Mme Sabrina Sebaihi, rapporteure. Vous indiquez que vous n’aviez plus la possibilité d’intervenir dans la mesure où M. Agnel n’était plus licencié. Malgré cela, d’autres dispositifs auraient-ils pu être utilisés ? Je pense à un signalement auprès de la justice ou du ministère des sports. L’avez-vous fait ? Les dispositifs mis en place par la FFN ont-ils été modifiés depuis cette affaire ?

M. Julien Issoulié. Le signalement a été réalisé par le biais de la cellule Signal-sports, avec laquelle nous avons eu des échanges suite à l’article de presse.

Mme Sabrina Sebaihi, rapporteure. La FFN n’a pas elle-même fait de signalement ?
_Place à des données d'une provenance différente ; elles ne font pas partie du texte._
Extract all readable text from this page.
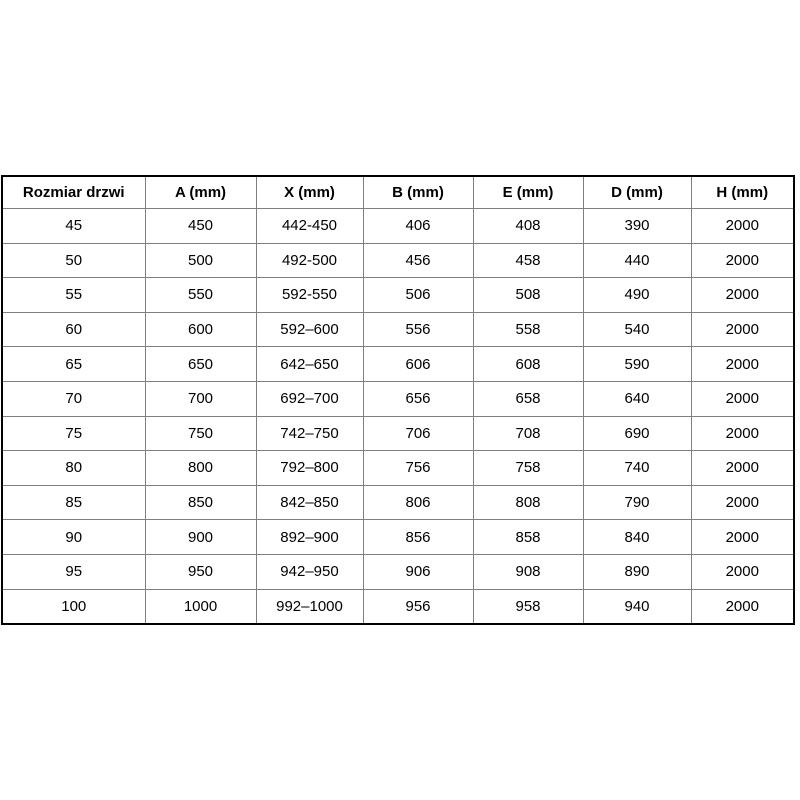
Rozmiar drzwi	A (mm)	X (mm)	B (mm)	E (mm)	D (mm)	H (mm)
45	450	442-450	406	408	390	2000
50	500	492-500	456	458	440	2000
55	550	592-550	506	508	490	2000
60	600	592–600	556	558	540	2000
65	650	642–650	606	608	590	2000
70	700	692–700	656	658	640	2000
75	750	742–750	706	708	690	2000
80	800	792–800	756	758	740	2000
85	850	842–850	806	808	790	2000
90	900	892–900	856	858	840	2000
95	950	942–950	906	908	890	2000
100	1000	992–1000	956	958	940	2000
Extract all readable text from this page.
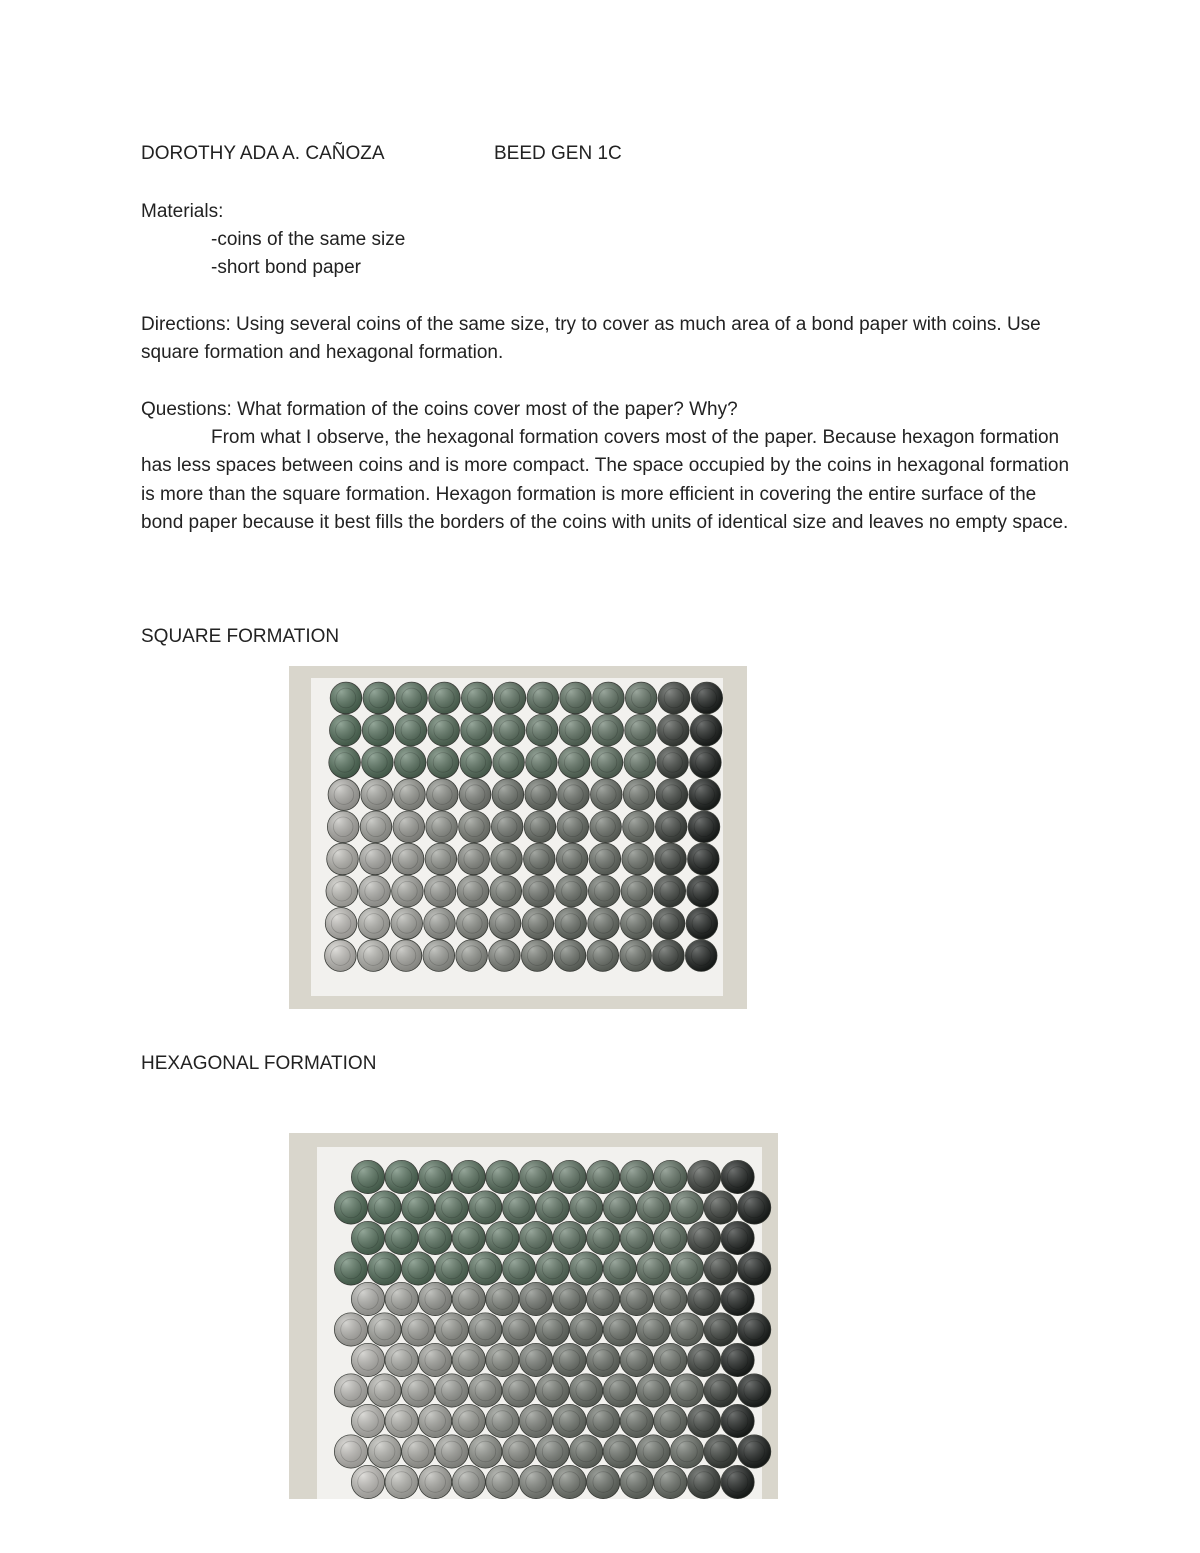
DOROTHY ADA A. CAÑOZA	BEED GEN 1C
Materials:
-coins of the same size
-short bond paper
Directions: Using several coins of the same size, try to cover as much area of a bond paper with coins. Use square formation and hexagonal formation.
Questions: What formation of the coins cover most of the paper? Why?
From what I observe, the hexagonal formation covers most of the paper. Because hexagon formation has less spaces between coins and is more compact. The space occupied by the coins in hexagonal formation is more than the square formation. Hexagon formation is more efficient in covering the entire surface of the bond paper because it best fills the borders of the coins with units of identical size and leaves no empty space.
SQUARE FORMATION
HEXAGONAL FORMATION
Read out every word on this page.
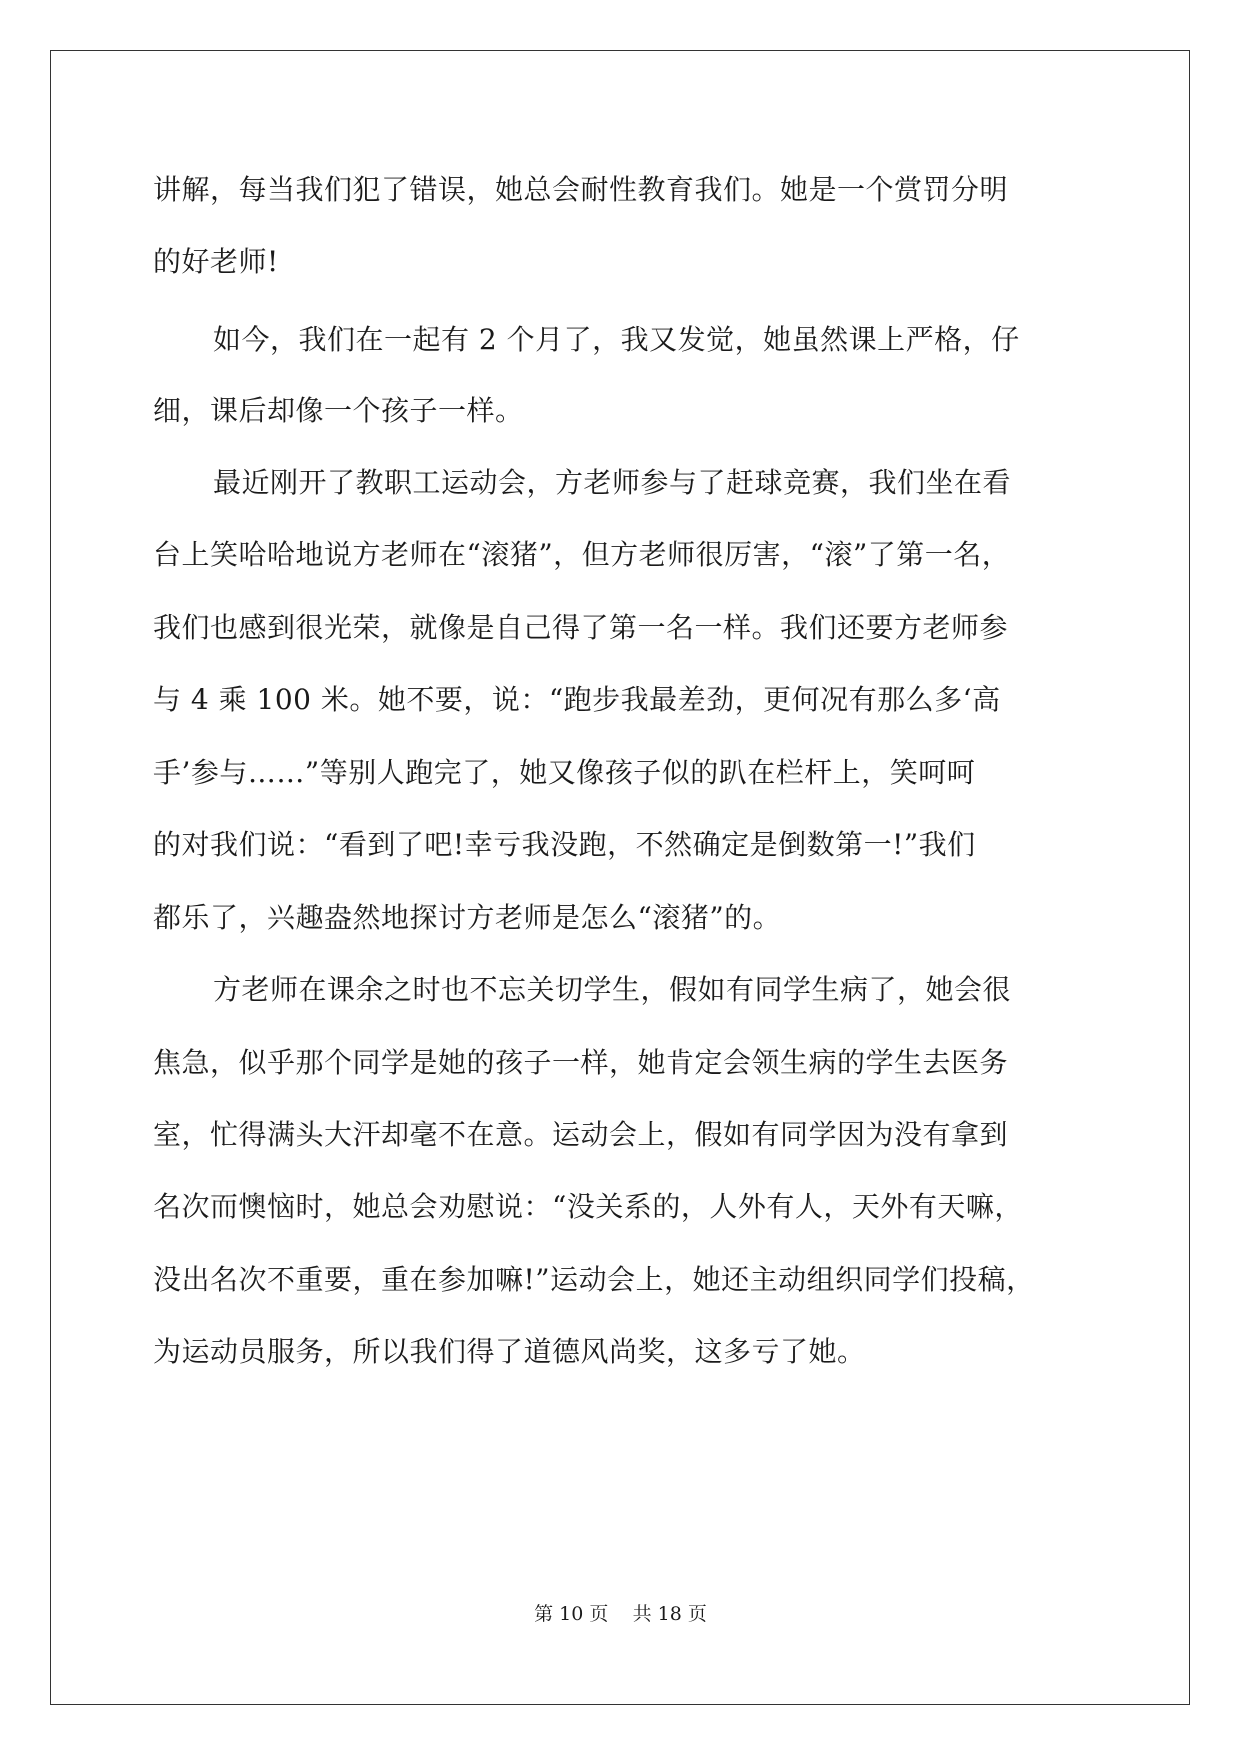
讲解，每当我们犯了错误，她总会耐性教育我们。她是一个赏罚分明
的好老师!
如今，我们在一起有 2 个月了，我又发觉，她虽然课上严格，仔
细，课后却像一个孩子一样。
最近刚开了教职工运动会，方老师参与了赶球竞赛，我们坐在看
台上笑哈哈地说方老师在“滚猪”，但方老师很厉害，“滚”了第一名，
我们也感到很光荣，就像是自己得了第一名一样。我们还要方老师参
与 4 乘 100 米。她不要，说：“跑步我最差劲，更何况有那么多‘高
手’参与……”等别人跑完了，她又像孩子似的趴在栏杆上，笑呵呵
的对我们说：“看到了吧!幸亏我没跑，不然确定是倒数第一!”我们
都乐了，兴趣盎然地探讨方老师是怎么“滚猪”的。
方老师在课余之时也不忘关切学生，假如有同学生病了，她会很
焦急，似乎那个同学是她的孩子一样，她肯定会领生病的学生去医务
室，忙得满头大汗却毫不在意。运动会上，假如有同学因为没有拿到
名次而懊恼时，她总会劝慰说：“没关系的，人外有人，天外有天嘛，
没出名次不重要，重在参加嘛!”运动会上，她还主动组织同学们投稿，
为运动员服务，所以我们得了道德风尚奖，这多亏了她。
第 10 页 共 18 页
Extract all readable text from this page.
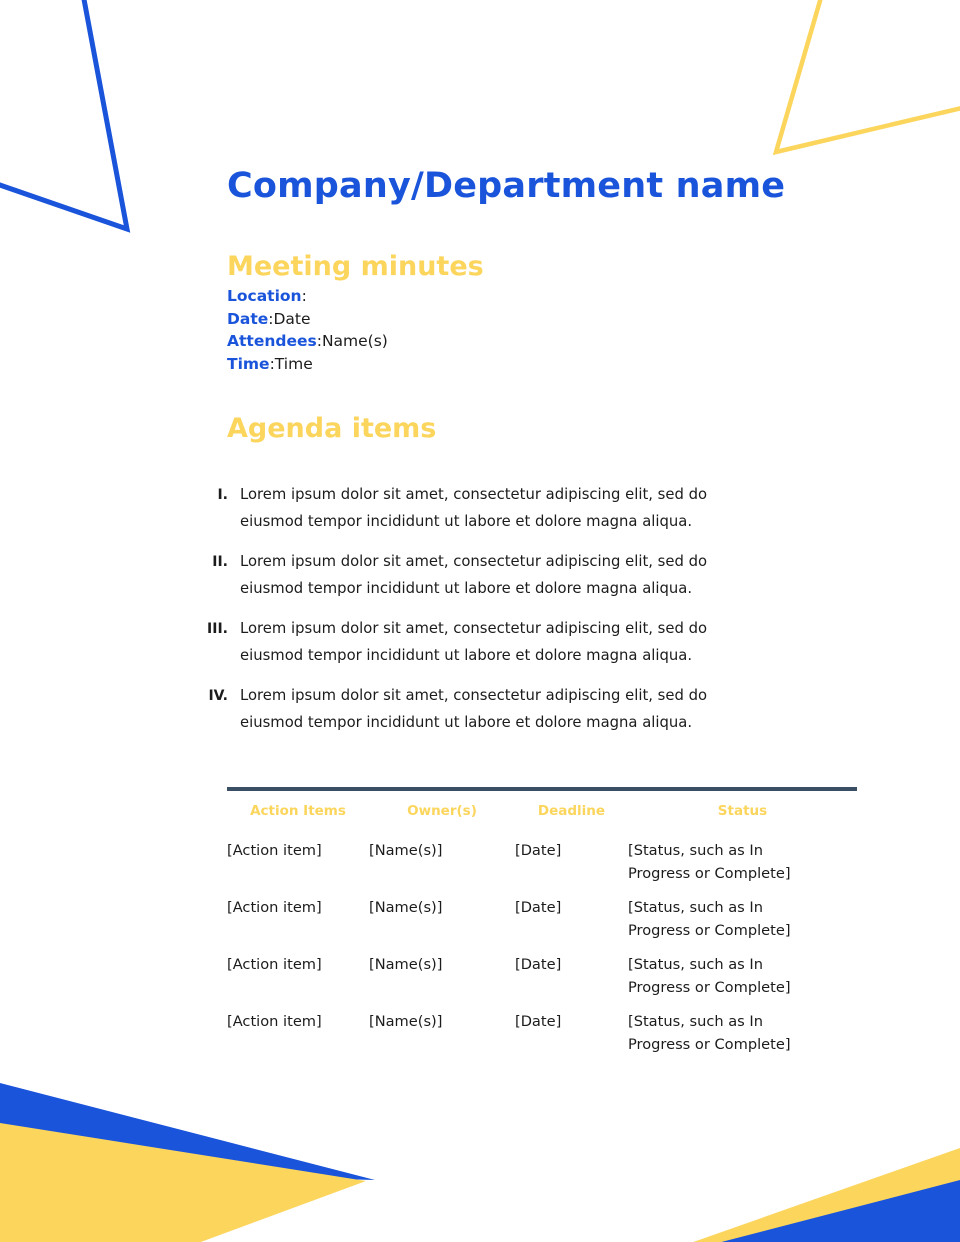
Company/Department name
Meeting minutes
Location:
Date:Date
Attendees:Name(s)
Time:Time
Agenda items
I. Lorem ipsum dolor sit amet, consectetur adipiscing elit, sed do eiusmod tempor incididunt ut labore et dolore magna aliqua.
II. Lorem ipsum dolor sit amet, consectetur adipiscing elit, sed do eiusmod tempor incididunt ut labore et dolore magna aliqua.
III. Lorem ipsum dolor sit amet, consectetur adipiscing elit, sed do eiusmod tempor incididunt ut labore et dolore magna aliqua.
IV. Lorem ipsum dolor sit amet, consectetur adipiscing elit, sed do eiusmod tempor incididunt ut labore et dolore magna aliqua.
Action Items	Owner(s)	Deadline	Status
[Action item]	[Name(s)]	[Date]	[Status, such as In Progress or Complete]
[Action item]	[Name(s)]	[Date]	[Status, such as In Progress or Complete]
[Action item]	[Name(s)]	[Date]	[Status, such as In Progress or Complete]
[Action item]	[Name(s)]	[Date]	[Status, such as In Progress or Complete]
M. Julien Issoulié. Je ne voudrais pas dire de bêtises, mais je ne pense pas que nous ayons aussi fait de signalement sur le fondement de l’article 40 du code de procédure pénale. En revanche, nous avons demandé à être partie civile, ce qui nous a été refusé en première instance. Nous avons fait appel de cette décision et sommes désormais partie civile. C’est une façon de nous impliquer dans cette affaire. Nous l’avions déjà fait en 2020, dans une affaire concernant un entraîneur licencié de la FFN, pour des faits survenus en dehors de la fédération. Nous nous étions alors constitués partie civile pour la première fois, considérant que c’était le meilleur moyen d’accompagner les victimes, en leur apportant l’environnement fédéral et en les aidant à aller au bout du procès.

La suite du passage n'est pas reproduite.